The root distribution can be tracked from the image index. The coarse tree roots normally can be displayed continuously in the 3D migrated data. Therefore, these image indexes can be associated with the root. In this paper, high-energy regions inside a 3D cube above a certain threshold were used to extract root locations. In Figure 10a, a B-scan profile which contains a tree root is shown. The profile is perpendicular to the root extension direction. In this migrated cube, a 1.5 m × 1.5 m × 0.3 m (survey direction × cross-survey direction × depth) block was selected. The peak position of the cube was found and a vertical curve (depth) and two horizontal curves (survey and cross-survey directions) of the peak were used for next step analysis. Additionally, the −3 dB width of the peak is defined as the root in each direction, as it is shown in Figure 10b,c.

Overall, the accuracy of the root detection using pixel intensities in the image was slightly worse than extracting the feature directly from the waveform. The –3-dB threshold did not remove all the weak reflections, such as those from the heterogeneous soils, rocks, and fine roots. To avoid false detection results, future processing should also include discarding those targets that do not have continuous distribution.

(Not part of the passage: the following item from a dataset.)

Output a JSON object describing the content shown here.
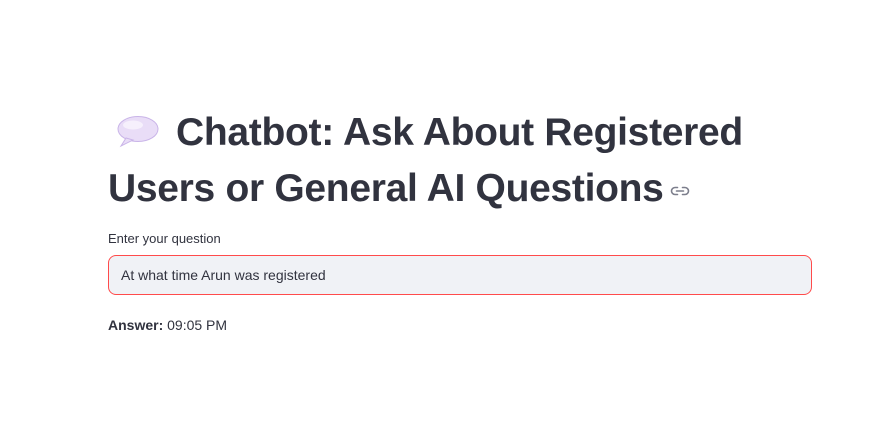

The reconstructed 3D root system is illustrated from two different viewpoints in Figure 11. Six coarse roots across the survey direction can be clearly detected. The false detection results were discarded. Root 1, 2, 3 and 4 were located at the 30-cm region below the subsurface and their distributions were confirmed with a thin measuring flower pole, which can be inserted into the soil and record the depth of these targets. Root 5 and 6 were located at 0.5 m and 0.7 m, respectively. In the field data set, it was impossible to detect all the coarse roots. The characteristics of tree roots radiating along the trunk provided an assumption for identifying the extension of the roots. On the contrary, fine roots always gather on heterogeneous soil and stone. This is because it is not conducive to the growth of trachyte in these areas. Since there was no marked difference between the fine roots and the surrounding environment, it was difficult to find these targets.

6. Conclusions

In this paper, a low-cost GPS receiver combined with a 500 MHz RAMAC shielded antenna was used to obtain a full-resolution 3D image of the root system of several larch trees. By using the low-cost GPS receiver and advanced processing algorithms, an effective and affordable way for mapping tree root systems was proposed. This equipment combination was used to carry out a full-resolution survey over a 10 m × 4 m area in approximately half an hour, which proved the time efficiency of the approach proposed. In addition, a dedicated post-processing methodology was implemented to enhance the accuracy of each GPR trace recorded by the low-cost GPS receiver. After that, a Kirchhoff migration approach considering the near field effects was applied to accurately map the investigated root system. Lastly, the 3D distribution of coarse roots was mapped by considering the local magnitude in a 3D migrated cube. As a result, six large coarse roots were successfully identified. Although it is not possible to have full detection of the entire root system (i.e., coarse and fine roots), this research demonstrates the potential of combining low-cost GPS and GPR antenna systems to achieve a full-resolution 3D GPR survey in a time-effective and affordable manner.